Les Anglais lui confient de l’argent et des contacts. Louise saisit l’occasion et crée en quelques mois un réseau d’espionnage efficace, dense et bien organisé : le service Ramble vite surnommé réseau Alice en référence à son nom de guerre. Renseignement militaire, espionnage, fausses informations, plans, documents, Louise/Alice dirige près d’une centaine d’agents : employés de chemin de fer, postiers, voituriers, médecins, prêtres… Toutes les informations recueillies sont exploitées, vérifiées et recoupées avant d’être transmises aux Anglais, soit par Louise, soit par son second - sa seconde, en fait, Marie-Léonie Vanhoutte, une infirmière de Roubaix plus connue du réseau comme "Charlotte". A elle seule, "Alice" fait plus de 40 fois le trajet vers Gand et Bruxelles occupées, d'où les renseignements et les cartes sont ensuite envoyées vers l'Angleterre. Essentiellement à pied ou en vélo...

Des Allemands sur les dents

Rapidement, les Allemands comprennent que quelque chose ne va pas dans les Flandres françaises.
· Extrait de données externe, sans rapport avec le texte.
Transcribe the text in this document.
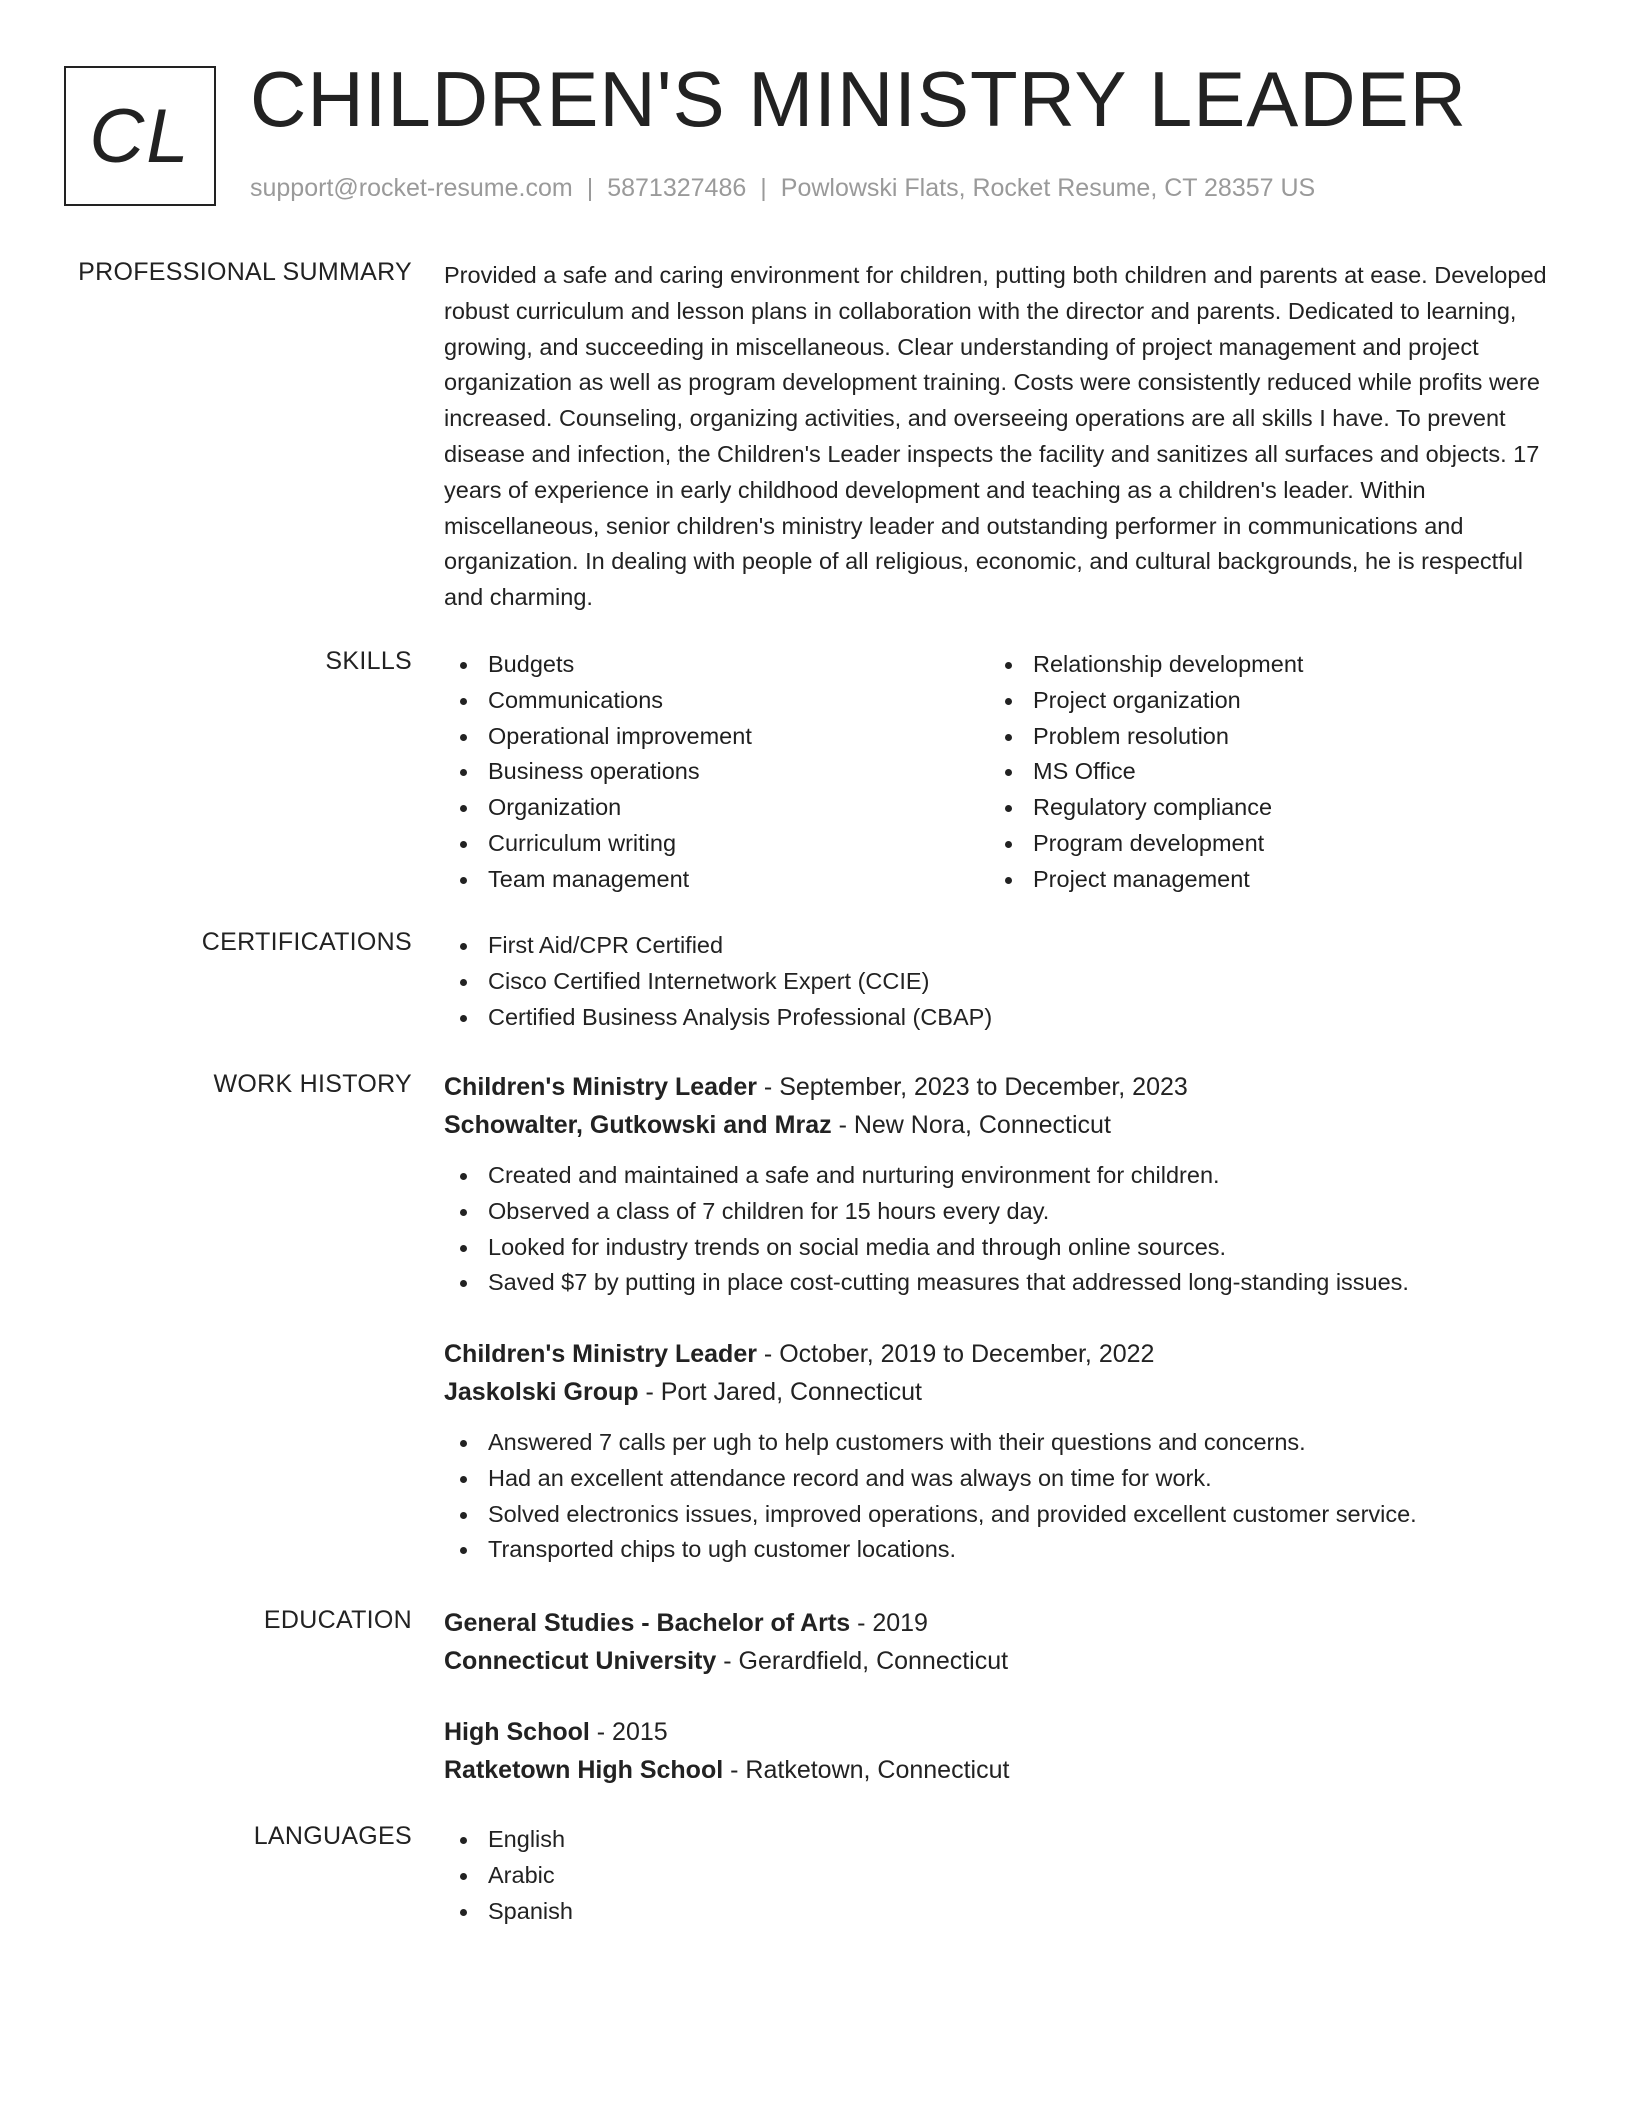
CL CHILDREN'S MINISTRY LEADER
support@rocket-resume.com | 5871327486 | Powlowski Flats, Rocket Resume, CT 28357 US
PROFESSIONAL SUMMARY Provided a safe and caring environment for children, putting both children and parents at ease. Developed robust curriculum and lesson plans in collaboration with the director and parents. Dedicated to learning, growing, and succeeding in miscellaneous. Clear understanding of project management and project organization as well as program development training. Costs were consistently reduced while profits were increased. Counseling, organizing activities, and overseeing operations are all skills I have. To prevent disease and infection, the Children's Leader inspects the facility and sanitizes all surfaces and objects. 17 years of experience in early childhood development and teaching as a children's leader. Within miscellaneous, senior children's ministry leader and outstanding performer in communications and organization. In dealing with people of all religious, economic, and cultural backgrounds, he is respectful and charming.
SKILLS	Budgets
Communications
Operational improvement
Business operations
Organization
Curriculum writing
Team management
Relationship development
Project organization
Problem resolution
MS Office
Regulatory compliance
Program development
Project management
CERTIFICATIONS	First Aid/CPR Certified
Cisco Certified Internetwork Expert (CCIE)
Certified Business Analysis Professional (CBAP)
WORK HISTORY Children's Ministry Leader - September, 2023 to December, 2023
Schowalter, Gutkowski and Mraz - New Nora, Connecticut
Created and maintained a safe and nurturing environment for children.
Observed a class of 7 children for 15 hours every day.
Looked for industry trends on social media and through online sources.
Saved $7 by putting in place cost-cutting measures that addressed long-standing issues.
Children's Ministry Leader - October, 2019 to December, 2022
Jaskolski Group - Port Jared, Connecticut
Answered 7 calls per ugh to help customers with their questions and concerns.
Had an excellent attendance record and was always on time for work.
Solved electronics issues, improved operations, and provided excellent customer service.
Transported chips to ugh customer locations.
EDUCATION General Studies - Bachelor of Arts - 2019
Connecticut University - Gerardfield, Connecticut
High School - 2015
Ratketown High School - Ratketown, Connecticut
LANGUAGES	English
Arabic
Spanish
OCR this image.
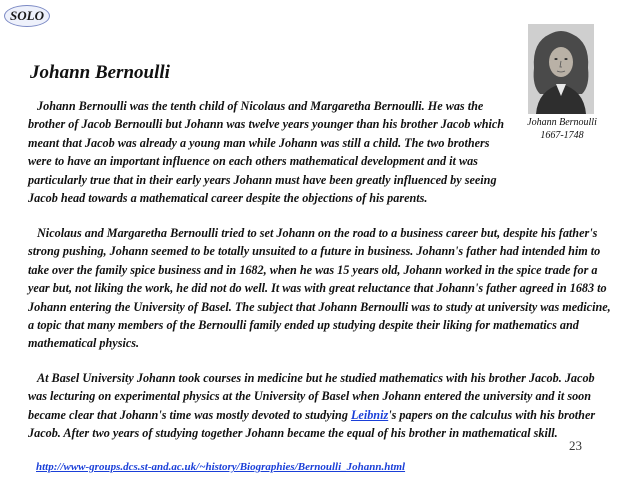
SOLO
Johann Bernoulli
Johann Bernoulli
1667-1748

Johann Bernoulli was the tenth child of Nicolaus and Margaretha Bernoulli. He was the brother of Jacob Bernoulli but Johann was twelve years younger than his brother Jacob which meant that Jacob was already a young man while Johann was still a child. The two brothers were to have an important influence on each others mathematical development and it was particularly true that in their early years Johann must have been greatly influenced by seeing Jacob head towards a mathematical career despite the objections of his parents.

Nicolaus and Margaretha Bernoulli tried to set Johann on the road to a business career but, despite his father's strong pushing, Johann seemed to be totally unsuited to a future in business. Johann's father had intended him to take over the family spice business and in 1682, when he was 15 years old, Johann worked in the spice trade for a year but, not liking the work, he did not do well. It was with great reluctance that Johann's father agreed in 1683 to Johann entering the University of Basel. The subject that Johann Bernoulli was to study at university was medicine, a topic that many members of the Bernoulli family ended up studying despite their liking for mathematics and mathematical physics.

At Basel University Johann took courses in medicine but he studied mathematics with his brother Jacob. Jacob was lecturing on experimental physics at the University of Basel when Johann entered the university and it soon became clear that Johann's time was mostly devoted to studying Leibniz's papers on the calculus with his brother Jacob. After two years of studying together Johann became the equal of his brother in mathematical skill.

23
http://www-groups.dcs.st-and.ac.uk/~history/Biographies/Bernoulli_Johann.html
Sur 700 kilomètres de front, il y en a 40 où c’est un merdier sans nom : les alliés connaissent leurs mouvements en avance, savent toujours qui fait quoi, quand et où, leurs convois sont ciblés avant d’arriver vers la ligne de front…

Début 1916, le réseau Alice communique une information précieuse : l’heure et le trajet exact du train emprunté par le Kaiser lui-même, Guillaume II, venu faire un tour auprès de ses troupes dans l’espoir de les galvaniser. Il est bien accueilli : deux avions anglais lui expédient deux ou trois bombes sur le casque – sans succès, le Kaiser en est quitte pour une belle frousse. Et pique la colère du siècle.

Les Allemands mettent les bouchées doubles. A force d’efforts, le réseau Alice est compromis, peut-être infiltré. En octobre 1915, Louise a le temps de transmettre un dernier message : elle annonce aux Anglais que l’armée allemande programme une énorme opération militaire sur le front français début 1916 – à Verdun, précise-t-elle. Le renseignement est transmis à l’état-major français qui… n’y croit pas, hélas. L’attaque sur Verdun commencera en février 1916, durera 10 mois et fera 700 000 morts, très équitablement répartis d’ailleurs.

Honte allemande

Pendant ce temps-là, Louise avait fini par tomber, arrêtée au cours d’un contrôle de routine au cours duquel les Allemands furent bizarrement assez surpris de la trouver avec 7 pièces d’identité différentes sur elle.

Accusée d’espionnage, Louise est condamnée sans surprise à la peine capitale au cours d’un procès expéditif. Grâce à une campagne internationale contre les exécutions de femmes, lancée par la Croix Rouge, l’Allemagne semble d’abord faire preuve d’une relative clémence en commuant sa peine, réduite aux travaux forcés à perpétuité. Louise est transférée en Allemagne, à Sieburg. La même nuit, Joffre la fait citer à l’ordre de l’armée française, pour services rendus à la patrie.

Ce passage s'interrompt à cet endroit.